Городище находилось как бы на острове — его обтекали оборотные протоки Волховец и Жилотуг, выходящие из Волхова и в него же впадающие. За высокими стенами крепости виднелись купола двух-трёх деревянных церквей и каменного собора Благовещения, выглядывала крыша обширного дворца, строенного по-новгородски — крупно, могуче, угловато, с большим запасом прочности.

Выстроили Городище по приказу Рюрика, ещё в 864 году — Олег был тому свидетелем. Именно из Городища Рорик, сын Регинхери, вагирского рейкса, и сам рейкс,[167] прозванный росами Рюриком, и направил малую дружину — охранять караван купеческих судов, спускавшихся по Итилю в арабский Абесгун.
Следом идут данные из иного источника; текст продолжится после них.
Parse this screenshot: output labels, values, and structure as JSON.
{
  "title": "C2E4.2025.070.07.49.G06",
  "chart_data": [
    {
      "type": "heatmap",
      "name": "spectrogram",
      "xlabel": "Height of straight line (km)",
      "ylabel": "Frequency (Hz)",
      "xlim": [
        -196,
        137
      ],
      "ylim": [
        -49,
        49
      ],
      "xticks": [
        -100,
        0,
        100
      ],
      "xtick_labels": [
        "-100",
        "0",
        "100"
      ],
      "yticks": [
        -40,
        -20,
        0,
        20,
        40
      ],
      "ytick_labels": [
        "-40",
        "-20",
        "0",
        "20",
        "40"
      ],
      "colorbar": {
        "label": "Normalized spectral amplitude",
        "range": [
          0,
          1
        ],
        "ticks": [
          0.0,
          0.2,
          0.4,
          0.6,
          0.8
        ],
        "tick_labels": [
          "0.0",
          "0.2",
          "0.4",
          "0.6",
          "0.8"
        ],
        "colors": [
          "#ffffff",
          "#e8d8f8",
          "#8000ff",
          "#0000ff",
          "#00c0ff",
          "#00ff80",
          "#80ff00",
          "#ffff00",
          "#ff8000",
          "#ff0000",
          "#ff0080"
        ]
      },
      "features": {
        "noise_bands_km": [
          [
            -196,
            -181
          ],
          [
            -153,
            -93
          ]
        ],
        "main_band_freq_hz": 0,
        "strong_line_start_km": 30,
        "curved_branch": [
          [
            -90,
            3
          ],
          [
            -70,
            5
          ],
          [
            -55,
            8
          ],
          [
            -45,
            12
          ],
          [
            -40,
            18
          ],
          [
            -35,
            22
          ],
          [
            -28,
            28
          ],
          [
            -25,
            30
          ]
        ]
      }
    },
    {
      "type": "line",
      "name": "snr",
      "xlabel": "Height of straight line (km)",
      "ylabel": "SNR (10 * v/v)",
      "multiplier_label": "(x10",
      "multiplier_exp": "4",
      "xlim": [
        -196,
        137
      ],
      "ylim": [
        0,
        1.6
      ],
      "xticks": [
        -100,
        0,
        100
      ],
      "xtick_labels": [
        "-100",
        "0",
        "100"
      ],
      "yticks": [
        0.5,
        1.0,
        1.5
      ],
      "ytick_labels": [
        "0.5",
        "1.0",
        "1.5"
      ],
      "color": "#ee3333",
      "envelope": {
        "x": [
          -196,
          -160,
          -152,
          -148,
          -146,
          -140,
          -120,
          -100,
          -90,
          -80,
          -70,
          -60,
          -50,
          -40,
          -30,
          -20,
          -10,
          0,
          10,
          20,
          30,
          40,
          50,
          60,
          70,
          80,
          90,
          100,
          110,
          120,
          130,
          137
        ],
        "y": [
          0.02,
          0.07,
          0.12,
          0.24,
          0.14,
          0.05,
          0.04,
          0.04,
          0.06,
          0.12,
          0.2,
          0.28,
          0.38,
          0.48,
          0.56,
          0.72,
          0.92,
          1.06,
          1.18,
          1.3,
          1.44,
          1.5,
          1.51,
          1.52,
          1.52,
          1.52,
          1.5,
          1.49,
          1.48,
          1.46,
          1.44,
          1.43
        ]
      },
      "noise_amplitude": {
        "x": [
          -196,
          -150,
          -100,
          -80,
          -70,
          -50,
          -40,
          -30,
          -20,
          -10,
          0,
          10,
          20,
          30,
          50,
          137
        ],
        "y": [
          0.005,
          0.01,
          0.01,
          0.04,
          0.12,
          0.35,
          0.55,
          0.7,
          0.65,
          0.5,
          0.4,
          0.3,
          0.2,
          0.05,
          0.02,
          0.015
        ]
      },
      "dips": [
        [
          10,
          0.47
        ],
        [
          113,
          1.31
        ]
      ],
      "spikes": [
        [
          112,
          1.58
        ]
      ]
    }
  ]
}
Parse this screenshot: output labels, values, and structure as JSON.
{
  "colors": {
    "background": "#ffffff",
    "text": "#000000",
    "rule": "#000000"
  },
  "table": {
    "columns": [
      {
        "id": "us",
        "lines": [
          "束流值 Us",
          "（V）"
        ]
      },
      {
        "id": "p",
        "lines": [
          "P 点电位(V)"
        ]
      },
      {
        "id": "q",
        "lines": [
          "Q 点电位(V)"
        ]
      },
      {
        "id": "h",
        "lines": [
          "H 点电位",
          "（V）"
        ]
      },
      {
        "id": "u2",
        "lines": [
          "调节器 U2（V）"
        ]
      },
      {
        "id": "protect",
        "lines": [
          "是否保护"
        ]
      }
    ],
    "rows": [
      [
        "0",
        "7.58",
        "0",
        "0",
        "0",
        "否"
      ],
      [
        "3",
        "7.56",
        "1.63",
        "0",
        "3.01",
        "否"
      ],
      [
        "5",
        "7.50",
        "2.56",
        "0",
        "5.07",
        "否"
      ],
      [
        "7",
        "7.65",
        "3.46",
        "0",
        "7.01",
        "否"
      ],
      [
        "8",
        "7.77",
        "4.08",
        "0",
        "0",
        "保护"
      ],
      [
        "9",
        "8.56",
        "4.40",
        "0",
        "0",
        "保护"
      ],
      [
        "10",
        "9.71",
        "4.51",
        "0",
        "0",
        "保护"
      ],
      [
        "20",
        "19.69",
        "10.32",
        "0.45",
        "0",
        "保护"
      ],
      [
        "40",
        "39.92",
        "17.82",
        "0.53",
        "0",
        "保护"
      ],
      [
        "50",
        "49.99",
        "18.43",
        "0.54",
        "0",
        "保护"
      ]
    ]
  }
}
С тем караваном и Олег с Пончиком отбыли, а обратно не прибыли — переметнуло их в год 921-й.

И всё же закладку Городища Сухов застал. Место для города было идеальное — отсюда можно было контролировать и Волхов, и весь Ильмень, достигая Ловати и Шелони, и волоков на Днепр и Двину. Правда, главной причиной основания Городища было вовсе не развитие торговли, а укрепление власти на местах — венды, теснимые на родине не в меру ретивыми саксами, массами переселялись на Ильмень, и Рюрику важно было наложить лапу на здешнюю вольницу, установить закон и порядок. Отсюда он грозил всем, кто не был послушен его власти.

Новгород возник лет на пятьдесят позже, поэтому городчане посматривали на новогородцев свысока, как на братьев своих меньших.
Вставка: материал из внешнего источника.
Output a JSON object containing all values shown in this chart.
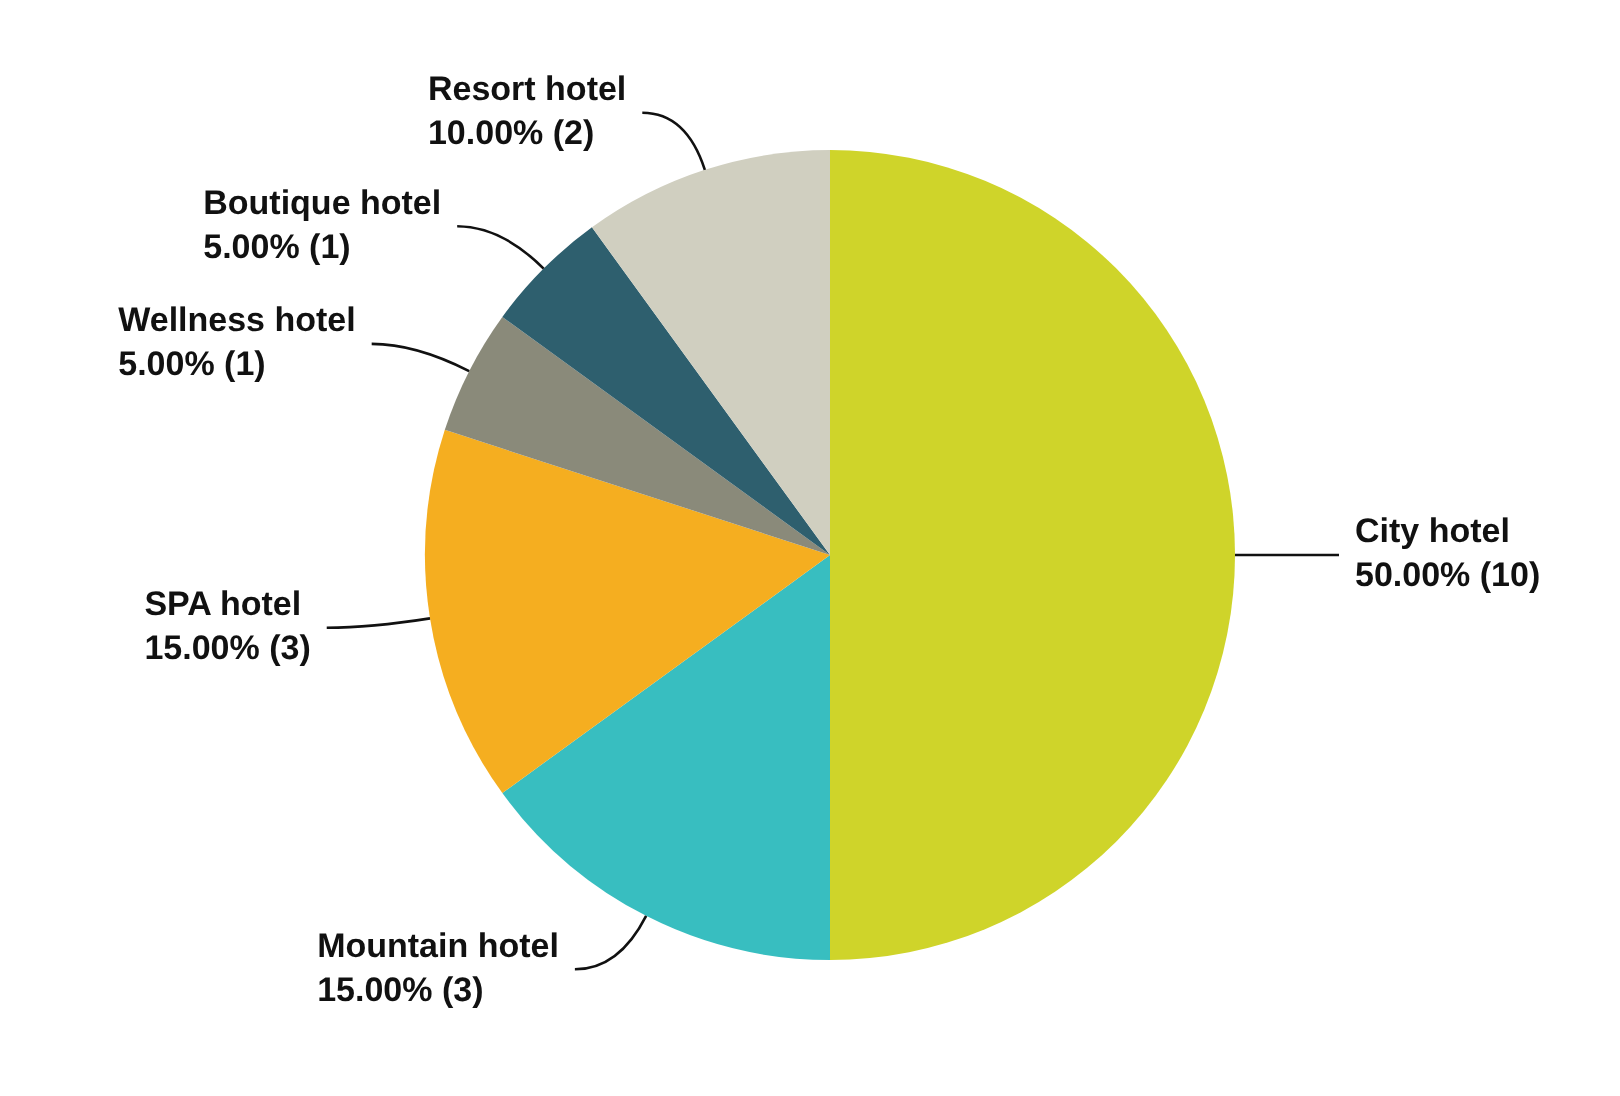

— Ходу, ходу! — закричал Александр Ярославич.

Дружина прибавила скорости, и вот уж могучая проездная башня загудела от топота копыт.
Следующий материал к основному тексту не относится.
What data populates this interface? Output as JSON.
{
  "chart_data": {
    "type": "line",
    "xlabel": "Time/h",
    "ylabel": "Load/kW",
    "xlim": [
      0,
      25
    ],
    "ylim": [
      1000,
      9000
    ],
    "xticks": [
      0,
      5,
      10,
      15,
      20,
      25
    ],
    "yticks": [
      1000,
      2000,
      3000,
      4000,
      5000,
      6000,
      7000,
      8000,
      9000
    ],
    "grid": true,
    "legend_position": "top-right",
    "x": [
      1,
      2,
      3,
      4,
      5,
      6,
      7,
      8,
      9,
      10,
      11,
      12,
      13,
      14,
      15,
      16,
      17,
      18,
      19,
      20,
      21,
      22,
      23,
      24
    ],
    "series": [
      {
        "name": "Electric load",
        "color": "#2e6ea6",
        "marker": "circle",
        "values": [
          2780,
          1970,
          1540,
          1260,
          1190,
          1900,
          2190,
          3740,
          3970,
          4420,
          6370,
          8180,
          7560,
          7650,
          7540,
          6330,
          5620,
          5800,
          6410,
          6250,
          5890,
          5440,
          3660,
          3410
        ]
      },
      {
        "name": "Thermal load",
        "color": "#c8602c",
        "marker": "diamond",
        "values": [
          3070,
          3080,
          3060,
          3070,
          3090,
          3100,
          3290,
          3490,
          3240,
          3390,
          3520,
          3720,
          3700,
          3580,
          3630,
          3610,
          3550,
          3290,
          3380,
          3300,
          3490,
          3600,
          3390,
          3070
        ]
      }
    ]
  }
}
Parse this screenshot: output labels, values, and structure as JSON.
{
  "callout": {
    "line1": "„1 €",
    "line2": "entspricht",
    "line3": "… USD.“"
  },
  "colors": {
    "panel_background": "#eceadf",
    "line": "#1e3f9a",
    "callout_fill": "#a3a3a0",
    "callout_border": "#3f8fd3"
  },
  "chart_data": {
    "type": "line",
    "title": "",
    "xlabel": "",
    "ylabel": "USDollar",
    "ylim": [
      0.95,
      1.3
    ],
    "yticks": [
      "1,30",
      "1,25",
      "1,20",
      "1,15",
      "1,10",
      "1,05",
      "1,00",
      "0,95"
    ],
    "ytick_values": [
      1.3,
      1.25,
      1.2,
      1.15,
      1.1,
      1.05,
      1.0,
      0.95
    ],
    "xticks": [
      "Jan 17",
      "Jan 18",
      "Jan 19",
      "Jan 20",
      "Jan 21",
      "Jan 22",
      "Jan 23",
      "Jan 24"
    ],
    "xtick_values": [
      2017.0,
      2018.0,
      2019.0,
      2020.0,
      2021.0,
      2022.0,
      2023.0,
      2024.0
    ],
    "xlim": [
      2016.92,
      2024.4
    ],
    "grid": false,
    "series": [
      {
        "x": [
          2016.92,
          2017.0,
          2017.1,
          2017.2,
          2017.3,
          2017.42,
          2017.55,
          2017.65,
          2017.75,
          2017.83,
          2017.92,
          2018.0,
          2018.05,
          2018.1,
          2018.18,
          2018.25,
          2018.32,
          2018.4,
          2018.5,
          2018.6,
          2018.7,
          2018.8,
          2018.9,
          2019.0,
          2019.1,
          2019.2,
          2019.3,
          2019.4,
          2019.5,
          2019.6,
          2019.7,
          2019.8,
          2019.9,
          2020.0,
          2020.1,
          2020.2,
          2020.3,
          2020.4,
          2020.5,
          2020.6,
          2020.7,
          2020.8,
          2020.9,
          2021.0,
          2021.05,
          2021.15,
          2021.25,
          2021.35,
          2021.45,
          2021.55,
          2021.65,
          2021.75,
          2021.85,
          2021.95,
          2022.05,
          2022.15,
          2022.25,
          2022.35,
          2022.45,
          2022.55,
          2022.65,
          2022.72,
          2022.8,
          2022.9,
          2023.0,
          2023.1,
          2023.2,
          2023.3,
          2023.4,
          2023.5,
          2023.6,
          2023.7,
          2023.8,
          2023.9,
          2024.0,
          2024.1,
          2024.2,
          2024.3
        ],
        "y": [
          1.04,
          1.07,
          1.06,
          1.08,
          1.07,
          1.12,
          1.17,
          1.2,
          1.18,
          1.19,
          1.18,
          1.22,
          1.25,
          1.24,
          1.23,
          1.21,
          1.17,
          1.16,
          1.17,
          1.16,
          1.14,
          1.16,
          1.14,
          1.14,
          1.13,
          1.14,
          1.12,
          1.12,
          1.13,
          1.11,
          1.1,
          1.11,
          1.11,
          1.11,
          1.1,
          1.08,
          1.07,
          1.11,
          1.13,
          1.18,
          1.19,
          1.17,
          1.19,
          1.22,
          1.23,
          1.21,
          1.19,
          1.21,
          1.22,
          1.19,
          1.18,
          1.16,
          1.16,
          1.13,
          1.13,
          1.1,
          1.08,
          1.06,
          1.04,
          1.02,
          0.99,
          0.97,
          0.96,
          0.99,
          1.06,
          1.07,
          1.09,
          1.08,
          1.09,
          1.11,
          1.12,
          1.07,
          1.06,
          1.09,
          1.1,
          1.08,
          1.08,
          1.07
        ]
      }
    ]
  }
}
На территории Городища князь заметно расслабился — здесь он хозяин, и посадник ему был не указ.

Выбежавшие отроки — молодшие воины — подхватили под уздцы коней и повели их расседлывать, чистить и кормить. Сухов с Пончевым только баксоны сняли — Александр перекинул через плечо две сумы, а Олег — все восемь.

— Тяжело? — спросил Пончик.

— Своя ноша не тянет, — прокряхтел Сухов.

Княжеский тиун, ведавший всем хозяйством, сопроводил обоих посланников в отведенные им покои — стены из прочно пригнанных плах, двери со скруглённой притолокой, порожцы высокие. Окна глубоко утоплены под тройным резным карнизом, узорная кровля бросала затейливую тень.

— Нам бы в баньку, — просительно сказал Шурик.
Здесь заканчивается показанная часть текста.